Mid-Level Computer Vision Engineer
Job Description
We are a leading-edge AI products company focused on building next-generation intelligent systems at scale. As we continue to expand our production platforms, we are looking for a Mid-Level Computer Vision Engineer to join our team with a strong focus on video understanding and multimodal retrieval systems.
In this role, you will work primarily on production-grade computer vision pipelines that enable semantic understanding, indexing, and retrieval of large-scale video data. Your work will support multimodal search experiences, allowing users to retrieve precise information from massive image and video collections using natural language and cross-modal representations. You will collaborate closely with a small, high-impact engineering team to turn advanced models into reliable, scalable systems.
Responsibilities:
- Video Understanding & Multimodal Representation.
- Develop and maintain production pipelines for extracting semantic representations from videos and video frames using state-of-the-art Vision-Language Models (VLMs).
- Enable semantic understanding and retrieval across image, video, and text modalities.
- Temporal Localization & Alignment.
- Implement and optimize algorithms for temporal localization and alignment, including Video Moment Localization and cross-modal video-text matching.

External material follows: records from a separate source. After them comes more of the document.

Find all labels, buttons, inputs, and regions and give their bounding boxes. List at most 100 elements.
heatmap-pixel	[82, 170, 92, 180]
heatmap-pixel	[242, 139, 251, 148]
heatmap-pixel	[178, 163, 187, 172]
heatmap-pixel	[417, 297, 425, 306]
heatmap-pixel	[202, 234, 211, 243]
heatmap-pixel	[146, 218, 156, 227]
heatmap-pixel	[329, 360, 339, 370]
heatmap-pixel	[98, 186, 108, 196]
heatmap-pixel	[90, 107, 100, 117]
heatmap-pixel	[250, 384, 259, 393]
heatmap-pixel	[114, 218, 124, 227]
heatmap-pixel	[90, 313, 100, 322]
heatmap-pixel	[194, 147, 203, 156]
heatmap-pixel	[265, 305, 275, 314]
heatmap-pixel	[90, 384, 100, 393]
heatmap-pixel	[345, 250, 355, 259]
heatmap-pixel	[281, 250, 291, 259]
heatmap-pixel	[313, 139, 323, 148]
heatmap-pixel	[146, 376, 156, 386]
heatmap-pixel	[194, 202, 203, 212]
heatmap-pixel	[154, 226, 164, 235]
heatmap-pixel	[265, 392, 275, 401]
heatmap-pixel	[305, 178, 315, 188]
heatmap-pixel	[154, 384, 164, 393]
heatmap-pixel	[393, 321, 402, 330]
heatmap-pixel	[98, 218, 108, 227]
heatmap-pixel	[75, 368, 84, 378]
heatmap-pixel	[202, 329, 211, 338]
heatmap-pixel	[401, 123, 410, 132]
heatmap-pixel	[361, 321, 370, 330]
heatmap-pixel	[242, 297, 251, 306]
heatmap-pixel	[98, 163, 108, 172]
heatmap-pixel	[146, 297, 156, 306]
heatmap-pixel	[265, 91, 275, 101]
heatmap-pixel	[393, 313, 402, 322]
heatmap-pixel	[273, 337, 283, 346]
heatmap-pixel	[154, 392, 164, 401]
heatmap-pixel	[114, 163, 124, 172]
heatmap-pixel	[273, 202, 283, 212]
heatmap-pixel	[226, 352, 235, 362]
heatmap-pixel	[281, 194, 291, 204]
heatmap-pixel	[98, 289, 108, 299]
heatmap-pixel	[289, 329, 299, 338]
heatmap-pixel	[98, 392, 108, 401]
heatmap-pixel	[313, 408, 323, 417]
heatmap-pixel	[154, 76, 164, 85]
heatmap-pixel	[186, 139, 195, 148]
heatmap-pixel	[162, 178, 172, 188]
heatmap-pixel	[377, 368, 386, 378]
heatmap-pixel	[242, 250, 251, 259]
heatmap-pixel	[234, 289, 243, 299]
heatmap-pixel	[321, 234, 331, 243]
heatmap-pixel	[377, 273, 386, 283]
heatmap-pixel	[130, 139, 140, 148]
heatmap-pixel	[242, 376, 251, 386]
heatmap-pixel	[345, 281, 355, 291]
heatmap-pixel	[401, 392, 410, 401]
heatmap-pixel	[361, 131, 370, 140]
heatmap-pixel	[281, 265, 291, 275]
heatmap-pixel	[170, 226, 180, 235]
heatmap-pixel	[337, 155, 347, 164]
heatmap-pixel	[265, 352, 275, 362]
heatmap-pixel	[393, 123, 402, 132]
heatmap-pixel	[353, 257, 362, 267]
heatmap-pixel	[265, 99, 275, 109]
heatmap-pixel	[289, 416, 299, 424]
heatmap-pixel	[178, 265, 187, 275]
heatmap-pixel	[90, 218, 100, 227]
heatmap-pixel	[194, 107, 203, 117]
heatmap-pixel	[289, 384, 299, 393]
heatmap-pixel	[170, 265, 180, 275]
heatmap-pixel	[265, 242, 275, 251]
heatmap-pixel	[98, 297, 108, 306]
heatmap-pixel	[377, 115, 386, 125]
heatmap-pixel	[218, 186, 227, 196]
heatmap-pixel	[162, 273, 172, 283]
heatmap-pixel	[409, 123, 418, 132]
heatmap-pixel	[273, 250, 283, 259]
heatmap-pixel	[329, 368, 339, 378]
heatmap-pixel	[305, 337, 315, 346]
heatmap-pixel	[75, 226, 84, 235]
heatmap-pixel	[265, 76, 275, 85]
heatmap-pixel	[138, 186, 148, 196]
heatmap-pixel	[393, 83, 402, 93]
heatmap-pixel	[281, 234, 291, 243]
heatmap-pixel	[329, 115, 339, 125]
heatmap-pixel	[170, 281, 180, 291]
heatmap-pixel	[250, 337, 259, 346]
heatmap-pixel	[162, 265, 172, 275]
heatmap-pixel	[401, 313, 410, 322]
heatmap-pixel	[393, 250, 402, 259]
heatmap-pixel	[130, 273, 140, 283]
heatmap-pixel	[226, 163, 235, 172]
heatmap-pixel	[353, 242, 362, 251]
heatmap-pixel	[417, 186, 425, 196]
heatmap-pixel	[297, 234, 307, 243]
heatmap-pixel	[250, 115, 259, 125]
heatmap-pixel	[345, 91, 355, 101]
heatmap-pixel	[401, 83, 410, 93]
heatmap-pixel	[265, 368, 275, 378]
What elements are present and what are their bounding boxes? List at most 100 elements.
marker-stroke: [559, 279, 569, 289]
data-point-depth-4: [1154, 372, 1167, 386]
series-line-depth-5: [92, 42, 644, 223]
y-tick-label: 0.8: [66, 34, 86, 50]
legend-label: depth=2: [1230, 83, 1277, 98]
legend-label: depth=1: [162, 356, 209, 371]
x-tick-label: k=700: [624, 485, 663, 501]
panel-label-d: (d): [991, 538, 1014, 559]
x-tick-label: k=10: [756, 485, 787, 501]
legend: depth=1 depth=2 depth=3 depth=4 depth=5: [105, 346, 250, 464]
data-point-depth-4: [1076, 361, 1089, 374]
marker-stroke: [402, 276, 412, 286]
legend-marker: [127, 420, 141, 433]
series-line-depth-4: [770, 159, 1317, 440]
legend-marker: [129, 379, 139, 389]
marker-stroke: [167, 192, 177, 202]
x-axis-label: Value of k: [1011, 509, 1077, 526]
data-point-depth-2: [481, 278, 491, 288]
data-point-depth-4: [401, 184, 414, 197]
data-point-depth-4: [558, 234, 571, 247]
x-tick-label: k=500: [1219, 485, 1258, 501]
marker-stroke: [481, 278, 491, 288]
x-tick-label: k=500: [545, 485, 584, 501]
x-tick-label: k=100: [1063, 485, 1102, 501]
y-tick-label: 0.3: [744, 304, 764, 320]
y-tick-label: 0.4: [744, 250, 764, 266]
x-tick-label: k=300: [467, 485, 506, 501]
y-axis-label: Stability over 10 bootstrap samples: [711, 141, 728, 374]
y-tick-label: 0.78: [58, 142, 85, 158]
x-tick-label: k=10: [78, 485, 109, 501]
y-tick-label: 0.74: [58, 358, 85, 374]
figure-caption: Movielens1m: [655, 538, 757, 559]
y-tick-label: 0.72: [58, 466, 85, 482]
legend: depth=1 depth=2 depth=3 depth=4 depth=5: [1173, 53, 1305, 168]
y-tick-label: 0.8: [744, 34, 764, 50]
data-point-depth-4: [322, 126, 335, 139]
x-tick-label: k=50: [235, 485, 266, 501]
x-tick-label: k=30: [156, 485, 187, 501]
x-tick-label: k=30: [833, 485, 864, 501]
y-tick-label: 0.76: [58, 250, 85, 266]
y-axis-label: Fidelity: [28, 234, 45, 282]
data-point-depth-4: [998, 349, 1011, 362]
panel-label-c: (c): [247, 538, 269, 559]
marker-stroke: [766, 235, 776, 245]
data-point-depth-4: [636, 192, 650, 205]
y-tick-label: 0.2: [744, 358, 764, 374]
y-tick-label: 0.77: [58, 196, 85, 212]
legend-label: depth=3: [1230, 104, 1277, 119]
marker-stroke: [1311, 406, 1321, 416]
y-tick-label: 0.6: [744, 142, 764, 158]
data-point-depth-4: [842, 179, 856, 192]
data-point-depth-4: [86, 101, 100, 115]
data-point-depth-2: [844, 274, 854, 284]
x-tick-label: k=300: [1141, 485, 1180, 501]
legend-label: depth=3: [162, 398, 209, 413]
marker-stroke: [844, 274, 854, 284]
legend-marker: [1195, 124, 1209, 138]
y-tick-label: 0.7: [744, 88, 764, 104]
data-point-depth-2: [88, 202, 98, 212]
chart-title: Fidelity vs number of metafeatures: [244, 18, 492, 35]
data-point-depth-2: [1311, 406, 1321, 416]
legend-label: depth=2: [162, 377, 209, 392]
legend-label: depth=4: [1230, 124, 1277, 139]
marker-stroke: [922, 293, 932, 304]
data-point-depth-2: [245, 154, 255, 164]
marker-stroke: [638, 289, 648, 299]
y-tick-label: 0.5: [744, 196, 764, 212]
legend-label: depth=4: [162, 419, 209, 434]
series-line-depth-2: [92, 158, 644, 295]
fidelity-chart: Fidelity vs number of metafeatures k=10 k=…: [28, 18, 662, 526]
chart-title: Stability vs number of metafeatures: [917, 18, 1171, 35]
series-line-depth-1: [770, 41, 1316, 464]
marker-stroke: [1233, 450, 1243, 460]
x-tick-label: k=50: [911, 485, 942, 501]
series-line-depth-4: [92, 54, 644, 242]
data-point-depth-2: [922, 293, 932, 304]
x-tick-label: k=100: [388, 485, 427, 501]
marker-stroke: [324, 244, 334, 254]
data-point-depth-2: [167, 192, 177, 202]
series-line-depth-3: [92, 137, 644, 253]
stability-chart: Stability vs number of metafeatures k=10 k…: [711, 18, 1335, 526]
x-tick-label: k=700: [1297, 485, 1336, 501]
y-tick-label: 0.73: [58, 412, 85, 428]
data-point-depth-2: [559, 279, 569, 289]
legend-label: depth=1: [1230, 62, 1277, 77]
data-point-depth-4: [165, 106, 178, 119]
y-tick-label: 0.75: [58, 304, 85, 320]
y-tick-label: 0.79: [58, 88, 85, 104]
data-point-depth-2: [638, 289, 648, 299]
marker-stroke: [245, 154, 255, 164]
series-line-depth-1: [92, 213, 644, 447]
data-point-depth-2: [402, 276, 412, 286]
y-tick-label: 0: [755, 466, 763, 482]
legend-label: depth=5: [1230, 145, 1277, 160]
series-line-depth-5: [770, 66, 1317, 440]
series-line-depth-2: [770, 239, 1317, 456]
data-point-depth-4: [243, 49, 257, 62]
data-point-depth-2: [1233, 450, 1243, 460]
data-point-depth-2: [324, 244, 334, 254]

- Support precise retrieval of relevant video segments from long-form content without manual annotation.
- Large-Scale Visual Data Processing.
- Build and optimize high-throughput ingestion systems for large-scale image and video datasets.
- Prepare visual embeddings for efficient storage and retrieval in vector databases.
- Model Optimization for Production.
- Fine-tune and optimize models with a focus on latency, throughput, and resource efficiency.
- Apply techniques such as quantization and parameter-efficient tuning to manage high-dimensional visual data in production environments.
- Production Engineering & Reliability.
- Develop, test, deploy, and document production-ready features and services.
- Monitor model and system performance, identify bottlenecks, and contribute to continuous improvements.
- Cross-Functional Collaboration.
- Work closely with data scientists, backend engineers, and product teams to integrate vision systems into end-user applications.
- Communicate technical decisions, trade-offs, and system limitations clearly across teams.
Required Skills & Qualifications:
- Solid experience with Computer Vision and Deep Learning, particularly for video-based tasks.
- Familiarity with Vision-Language Models (e.g., CLIP-like architectures) and multimodal embedding spaces.
- Proficiency in Python, with experience building production ML pipelines.
- Practical experience deploying or maintaining production ML or CV systems.
- Understanding of performance optimization, including batching, latency reduction, and memory efficiency.
- Ability to work independently on defined tasks while contributing effectively within a team.
- Clear communication skills for collaborating with technical and non-technical stakeholders.
- Experience with video retrieval, temporal grounding, or video-text alignment.
- Familiarity with vector databases and large-scale embedding systems.
- Experience working with high-volume visual or multimedia data.